Vásquez-Salazar Rubén Darío, Cardona-Mesa Ahmed Alejandro, Gómez Luis, Travieso-González Carlos M, Garavito-González Andrés F, Vásquez-Cano Esteban
Faculty of Engineering, Politécnico Colombiano Jaime Isaza Cadavid, Medellín, 48th Av, 7-151, Colombia.
Faculty of Engineering, Institución Universitaria Digital de Antioquia, Medellín, 55th Av, 42-90, Colombia.
Data Brief. 2024 Jan 15;53:110065. doi: 10.1016/j.dib.2024.110065. eCollection 2024 Apr.
When training Artificial Intelligence and Deep Learning models, especially by using Supervised Learning techniques, a labeled dataset is required to have an input with data and its corresponding labeled output data. In the case of images, for classification, segmentation, or other processing tasks, a pair of images is required in the same sense, one image as an input (the noisy image) and the desired (the denoised image) one as an output.
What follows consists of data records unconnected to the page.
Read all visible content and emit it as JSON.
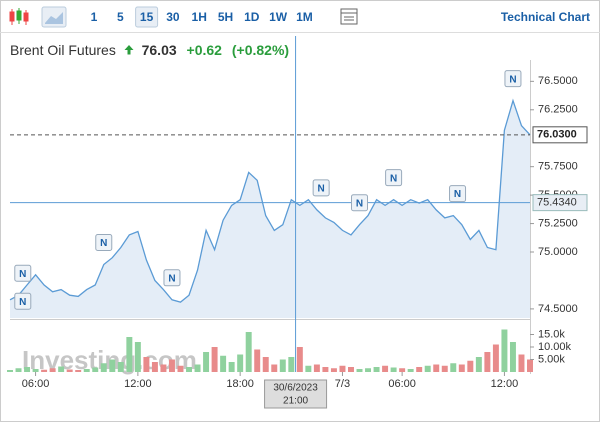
{
  "toolbar": {
    "intervals": [
      "1",
      "5",
      "15",
      "30",
      "1H",
      "5H",
      "1D",
      "1W",
      "1M"
    ],
    "active_index": 2,
    "link": "Technical Chart"
  },
  "watermark": "Investing.com",
  "chart_data": [
    {
      "type": "area",
      "title": "Brent Oil Futures",
      "quote": {
        "price": 76.03,
        "change": {
          "value": 0.62,
          "label": "+0.62"
        },
        "change_pct": {
          "value": 0.82,
          "label": "(+0.82%)"
        }
      },
      "x": [
        0,
        2,
        4,
        6,
        8,
        10,
        12,
        14,
        16,
        18,
        20,
        22,
        24,
        26,
        28,
        30,
        32,
        34,
        36,
        38,
        40,
        42,
        44,
        46,
        48,
        50,
        52,
        54,
        56,
        58,
        60,
        62,
        64,
        66,
        68,
        70,
        72,
        74,
        76,
        78,
        80,
        82,
        84,
        86,
        88,
        90,
        92,
        94,
        96,
        98,
        100,
        102,
        104,
        106,
        108,
        110,
        112,
        114,
        116,
        118,
        120,
        122
      ],
      "values": [
        74.58,
        74.62,
        74.71,
        74.8,
        74.71,
        74.65,
        74.67,
        74.62,
        74.61,
        74.67,
        74.71,
        74.89,
        74.95,
        75.04,
        75.15,
        75.18,
        74.93,
        74.75,
        74.67,
        74.58,
        74.56,
        74.62,
        74.84,
        75.19,
        75.02,
        75.28,
        75.41,
        75.46,
        75.7,
        75.63,
        75.32,
        75.19,
        75.24,
        75.46,
        75.41,
        75.46,
        75.37,
        75.3,
        75.26,
        75.19,
        75.15,
        75.24,
        75.32,
        75.46,
        75.41,
        75.46,
        75.41,
        75.46,
        75.43,
        75.46,
        75.37,
        75.3,
        75.32,
        75.24,
        75.11,
        75.19,
        75.04,
        75.02,
        76.07,
        76.33,
        76.11,
        76.03
      ],
      "color": "#5b9bd5",
      "fill": "#e4edf7",
      "xlim": [
        0,
        122
      ],
      "ylim": [
        74.42,
        76.67
      ],
      "xticks": [
        {
          "value": 6,
          "label": "06:00"
        },
        {
          "value": 30,
          "label": "12:00"
        },
        {
          "value": 54,
          "label": "18:00"
        },
        {
          "value": 78,
          "label": "7/3"
        },
        {
          "value": 92,
          "label": "06:00"
        },
        {
          "value": 116,
          "label": "12:00"
        }
      ],
      "yticks": [
        {
          "value": 74.5,
          "label": "74.5000"
        },
        {
          "value": 75,
          "label": "75.0000"
        },
        {
          "value": 75.25,
          "label": "75.2500"
        },
        {
          "value": 75.5,
          "label": "75.5000"
        },
        {
          "value": 75.75,
          "label": "75.7500"
        },
        {
          "value": 76.25,
          "label": "76.2500"
        },
        {
          "value": 76.5,
          "label": "76.5000"
        }
      ],
      "last_line": {
        "value": 76.03,
        "label": "76.0300"
      },
      "crosshair": {
        "x": 67,
        "date": "30/6/2023",
        "time": "21:00",
        "y": {
          "value": 75.434,
          "label": "75.4340"
        }
      },
      "news": {
        "label": "N",
        "x": [
          3,
          3,
          22,
          38,
          73,
          82,
          90,
          105,
          118
        ]
      }
    },
    {
      "type": "bar",
      "x": [
        0,
        2,
        4,
        6,
        8,
        10,
        12,
        14,
        16,
        18,
        20,
        22,
        24,
        26,
        28,
        30,
        32,
        34,
        36,
        38,
        40,
        42,
        44,
        46,
        48,
        50,
        52,
        54,
        56,
        58,
        60,
        62,
        64,
        66,
        68,
        70,
        72,
        74,
        76,
        78,
        80,
        82,
        84,
        86,
        88,
        90,
        92,
        94,
        96,
        98,
        100,
        102,
        104,
        106,
        108,
        110,
        112,
        114,
        116,
        118,
        120,
        122
      ],
      "values": [
        800,
        1500,
        2000,
        1200,
        900,
        1500,
        2200,
        1000,
        800,
        1200,
        1800,
        3500,
        5000,
        4000,
        14000,
        12000,
        6000,
        4000,
        3000,
        5000,
        2500,
        2000,
        3000,
        8000,
        10000,
        6500,
        4000,
        7000,
        16000,
        9000,
        6000,
        3000,
        5000,
        6000,
        10000,
        2500,
        3000,
        2000,
        1500,
        2500,
        2000,
        1200,
        1500,
        2000,
        2500,
        1800,
        1500,
        1200,
        2000,
        2500,
        3000,
        2500,
        3500,
        3000,
        4500,
        6000,
        8000,
        11000,
        17000,
        12000,
        7000,
        5000
      ],
      "up_color": "#8fd19e",
      "down_color": "#e88b8b",
      "ylim": [
        0,
        20000
      ],
      "yticks": [
        {
          "value": 5000,
          "label": "5.00k"
        },
        {
          "value": 10000,
          "label": "10.00k"
        },
        {
          "value": 15000,
          "label": "15.0k"
        }
      ]
    }
  ]
}
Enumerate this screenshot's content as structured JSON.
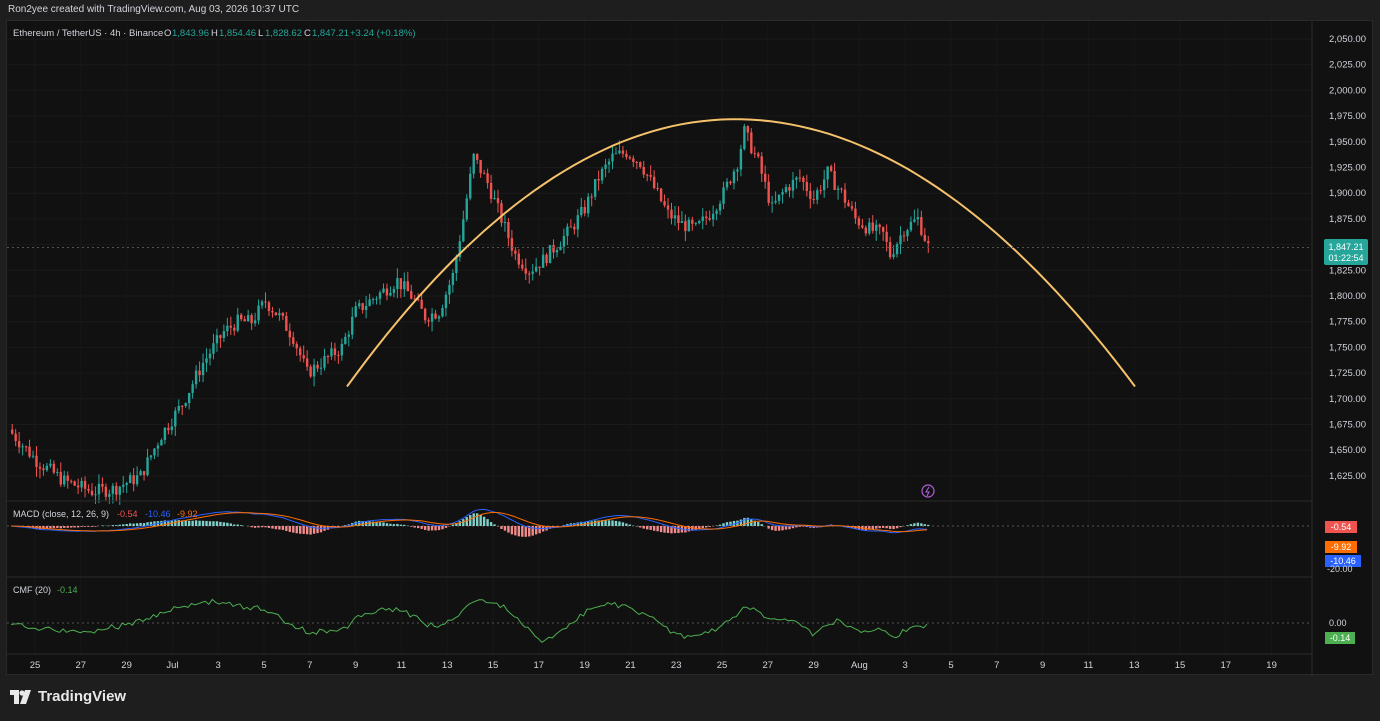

For SAR despeckling applications, the common approach is to have a set of optical images that then are corrupted with synthetic noise, since there is no ground truth available. The corrupted image is considered the input and the optical one is the noiseless one (ground truth). In this paper, we provide a dataset based on actual SAR images. The ground truth was obtained from SAR images of Sentinel 1 of the same region in different instants of time and then they were processed and merged into one single image that serves as the output of the dataset. Every SAR image (noisy and ground truth) was split into 1600 images of 512 × 512 pixels, so a total of 3200 images were obtained. The dataset was also split into 3000 for training and 200 for validation, all of them available in four labeled folders.
在训练人工智能和深度学习模型时,尤其是使用监督学习技术时,需要一个带标签的数据集,其中包含数据输入及其相应的带标签输出数据。对于图像而言,在进行分类、分割或其他处理任务时,同样需要一对图像,一幅图像作为输入(噪声图像),另一幅期望的图像(去噪图像)作为输出。对于合成孔径雷达(SAR)去斑应用,常见的方法是使用一组光学图像,然后用合成噪声对其进行损坏,因为没有可用的地面真值。损坏后的图像被视为输入,而光学图像则是无噪声的图像(地面真值)。在本文中,我们提供了一个基于实际SAR图像的数据集。地面真值是从同一区域不同时刻的哨兵1号SAR图像中获取的,然后对其进行处理并合并成一幅单独的图像,作为数据集的输出。每幅SAR图像(噪声图像和地面真值图像)都被分割成1600幅512×512像素的图像,因此总共获得了3200幅图像。该数据集也被分成3000幅用于训练,200幅用于验证,所有这些图像都存放在四个带标签的文件夹中。